Delle 28 pazienti che sono riuscite a cambiare le loro abitudini alimentari, seguendo la dieta ed introducendo solo saltuariamente cibi che non tollerano:
- 7 hanno ottenuto una remissione completa e totale dei sintomi ed una inibizione della crescita dei miomi e della fibromatosi uterina;
- 21 hanno ottenuto e stanno ottenendo una riduzione del volume dei singoli miomi e quindi un miglioramento della fibromatosi uterina. In alcune pazienti ciò si è verificato repentinamente, in altre in modo più lento, per alcune il volume si è ridotto del 30-50%, per altre del 70-90%.
 

CONCLUSIONI
La colite da intolleranza e/o allergia alimentare è uno stato infiammatorio cronico intestinale, a volte asintomatico, che può portare, in pazienti geneticamente predisposte, a disturbi cronici ovarici con iperestrogenismo assoluto o relativo e di conseguenza a fibromatosi uterina. Questo studio dimostra che alcune pazienti selezionate (quelle con utero di volume tra 14 e 18 settimane di gravidanza), che richiederebbero isterectomia per la presenza di fibromatosi uterina sintomatica, possono avere significativi benefici con una dieta che esclude alimenti ai quali queste pazienti risultano essere intolleranti. I benefici, per questo gruppo di pazienti, includono miglioramento dei segni clinici soggettivi tipici di questa patologia e riscontri ecografici di inibizione e regressione della crescita dei leiomiomi. Questo tipo di dieta comporta anche un miglioramento della funzionalità tiroidea verificabile sia ecograficamente che clinicamente.
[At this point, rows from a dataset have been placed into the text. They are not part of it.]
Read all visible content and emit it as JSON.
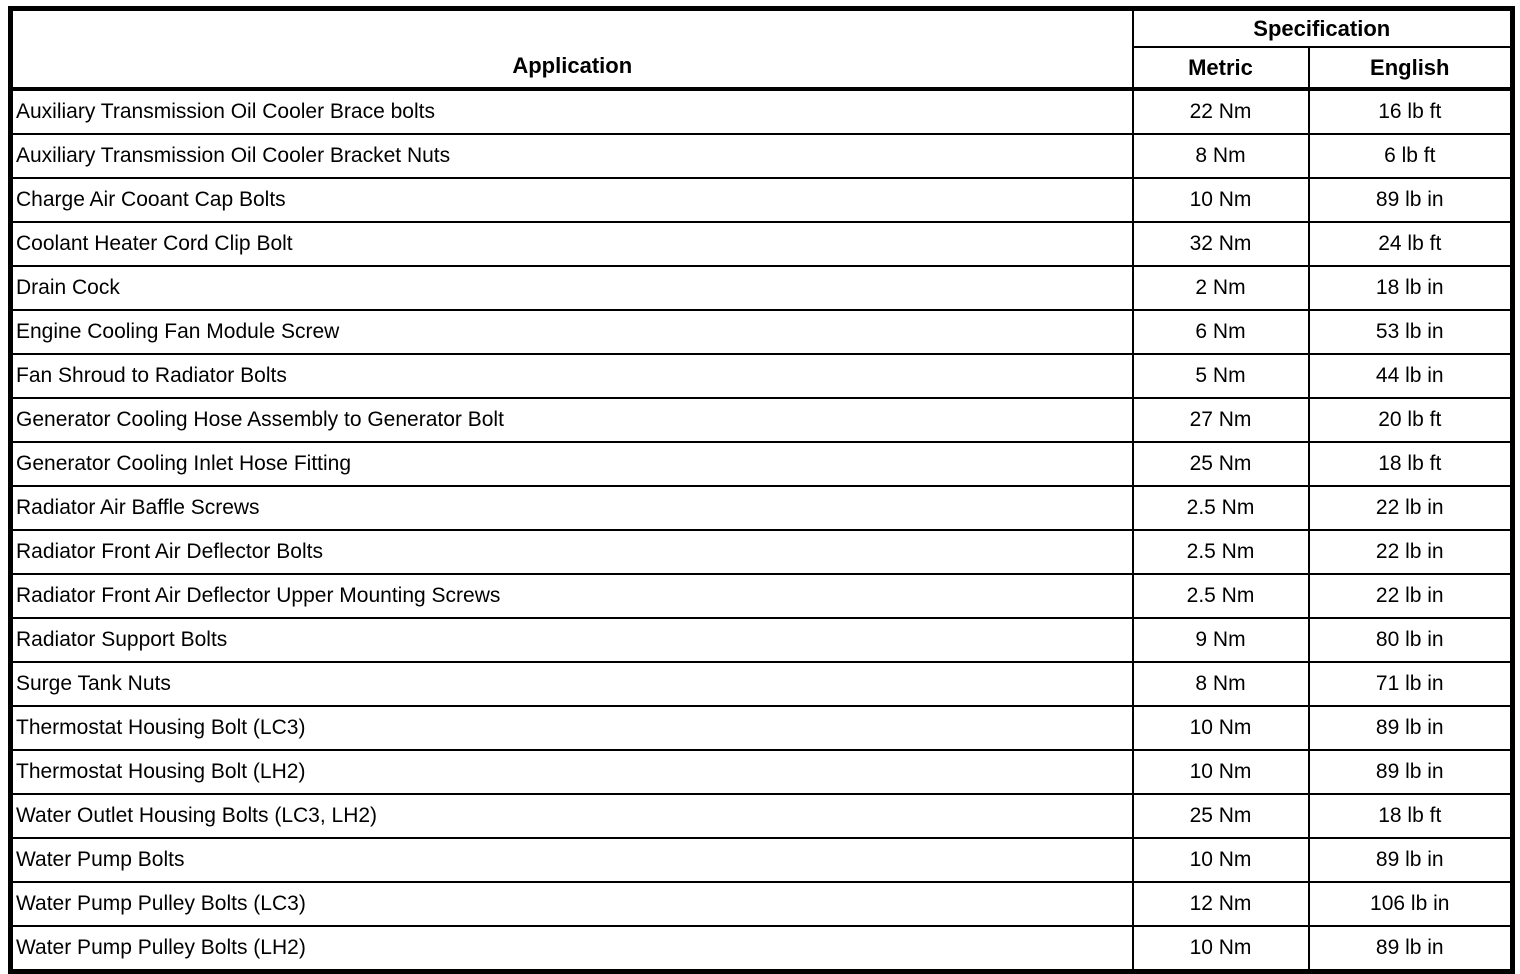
{
  "table": {
    "header": {
      "application": "Application",
      "specification": "Specification",
      "metric": "Metric",
      "english": "English"
    },
    "rows": [
      {
        "application": "Auxiliary Transmission Oil Cooler Brace bolts",
        "metric": "22 Nm",
        "english": "16 lb ft"
      },
      {
        "application": "Auxiliary Transmission Oil Cooler Bracket Nuts",
        "metric": "8 Nm",
        "english": "6 lb ft"
      },
      {
        "application": "Charge Air Cooant Cap Bolts",
        "metric": "10 Nm",
        "english": "89 lb in"
      },
      {
        "application": "Coolant Heater Cord Clip Bolt",
        "metric": "32 Nm",
        "english": "24 lb ft"
      },
      {
        "application": "Drain Cock",
        "metric": "2 Nm",
        "english": "18 lb in"
      },
      {
        "application": "Engine Cooling Fan Module Screw",
        "metric": "6 Nm",
        "english": "53 lb in"
      },
      {
        "application": "Fan Shroud to Radiator Bolts",
        "metric": "5 Nm",
        "english": "44 lb in"
      },
      {
        "application": "Generator Cooling Hose Assembly to Generator Bolt",
        "metric": "27 Nm",
        "english": "20 lb ft"
      },
      {
        "application": "Generator Cooling Inlet Hose Fitting",
        "metric": "25 Nm",
        "english": "18 lb ft"
      },
      {
        "application": "Radiator Air Baffle Screws",
        "metric": "2.5 Nm",
        "english": "22 lb in"
      },
      {
        "application": "Radiator Front Air Deflector Bolts",
        "metric": "2.5 Nm",
        "english": "22 lb in"
      },
      {
        "application": "Radiator Front Air Deflector Upper Mounting Screws",
        "metric": "2.5 Nm",
        "english": "22 lb in"
      },
      {
        "application": "Radiator Support Bolts",
        "metric": "9 Nm",
        "english": "80 lb in"
      },
      {
        "application": "Surge Tank Nuts",
        "metric": "8 Nm",
        "english": "71 lb in"
      },
      {
        "application": "Thermostat Housing Bolt (LC3)",
        "metric": "10 Nm",
        "english": "89 lb in"
      },
      {
        "application": "Thermostat Housing Bolt (LH2)",
        "metric": "10 Nm",
        "english": "89 lb in"
      },
      {
        "application": "Water Outlet Housing Bolts (LC3, LH2)",
        "metric": "25 Nm",
        "english": "18 lb ft"
      },
      {
        "application": "Water Pump Bolts",
        "metric": "10 Nm",
        "english": "89 lb in"
      },
      {
        "application": "Water Pump Pulley Bolts (LC3)",
        "metric": "12 Nm",
        "english": "106 lb in"
      },
      {
        "application": "Water Pump Pulley Bolts (LH2)",
        "metric": "10 Nm",
        "english": "89 lb in"
      }
    ]
  },
  "colors": {
    "border": "#000000",
    "background": "#ffffff",
    "text": "#000000"
  }
}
La presenza di variabili non ben determinabili quantitativamente e qualitativamente, quali il grado di colite, e di risposta di intolleranza, il grado di assiduità e di affidabilità delle pazienti nel seguire la dieta, rendono difficoltosa l’elaborazione statistica dei dati ottenuti in questo studio, invito altri studi a conferma di queste mie prime osservazioni.